La recherche de l’équilibre est capitale pour dompter le fauve rouge et blanc. Il faut parvenir à enthousiasmer la foule tout en veillant à ne pas finir dévoré par le spectacle. « Les chiffres de la défense sont très bons. Si on peut garder ça et améliorer l’attaque, alors on sera bien », disait encore Leye dans son premier discours de coach face aux médias. Si les buts sont effectivement tombés plus facilement que sous les ordres de son prédécesseur, est-ce grâce au style de jeu, ou parce que Muleka s’est débarrassé de ses ennuis physiques et que João Klauss a été l’une des plus belles pioches de l’hiver belge?

En jetant un oeil vers les expected goals, qui mesurent le nombre et la qualité des frappes au but créées à chaque rencontre, on réalise que la moyenne en championnat sous Leye (1,57 expected goal créé) est identique à celle de Philippe Montanier. Un statu quo offensif sublimé par une conversion des occasions bien meilleure, mais tempérée par une solidité défensive en berne: de 1,22 expected goal concédé par match sous Montanier, le Standard est passé à 1,66 avec Leye, plaçant son ratio créé-concédé du mauvais côté de la balance. Au-delà de l’impression visuelle dégagée par un jeu souvent plus vertical, les chiffres montrent que les Rouches sont tactiquement devenus plus dangereux pour eux que pour l’adversaire.

DEMAIN AVANT AUJOURD’HUI?

Si l’apport de Mbaye Leye au Standard est encore sujet à débat, la direction rouche a décidé de le clore dans la foulée de la déception du Heysel en prolongeant l’aventure conjointe avec le coach sénégalais. Peut-être en jugeant que l’ancien attaquant s’est impliqué suffisamment dans le quotidien du club pour montrer sa volonté de changer le cours de cette histoire indomptable, accueillant de nouveaux jeunes à travers la porte déjà ouverte par Montanier en début de saison, puis en rappelant d’autres à l’ordre (sanctions pour Michel-Ange puis William Balikwisha, temps de jeu réduit à néant pour Damjan Pavlovic).
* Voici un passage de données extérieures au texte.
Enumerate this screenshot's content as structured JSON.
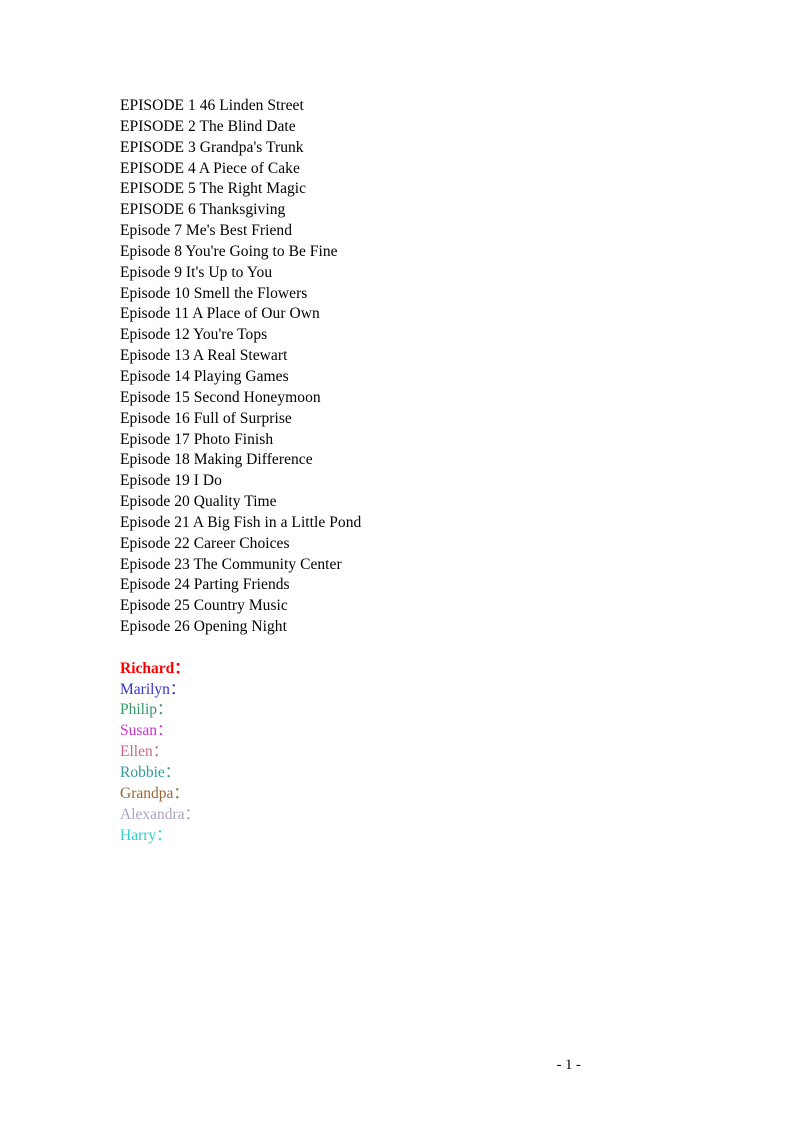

Promu par Leye dans la foulée d’un coup de foudre devant un match des U18, Allan Delferriere est le dernier exemple en date de cet avenir qui semble se tourner vers un rajeunissement des cadres et un appétit plus affirmé que chez des tauliers parfois rassasiés. Même si le choix de Delferriere n’a pas fait l’unanimité au sein du club, le coach montre ainsi sa volonté de marquer le Standard de demain, à défaut d’avoir pu laisser une véritable trace dans celui de ses premiers mois. « Au Standard, on te demande juste de gagner, pas de parler », concluait Leye à l’heure de parler de ce qu’on devait attendre de ses troupes dans les mois qui suivaient sa nomination. À lui de rééquilibrer une balance qui, au bout de cinq mois, compte beaucoup plus de mots que de victoires.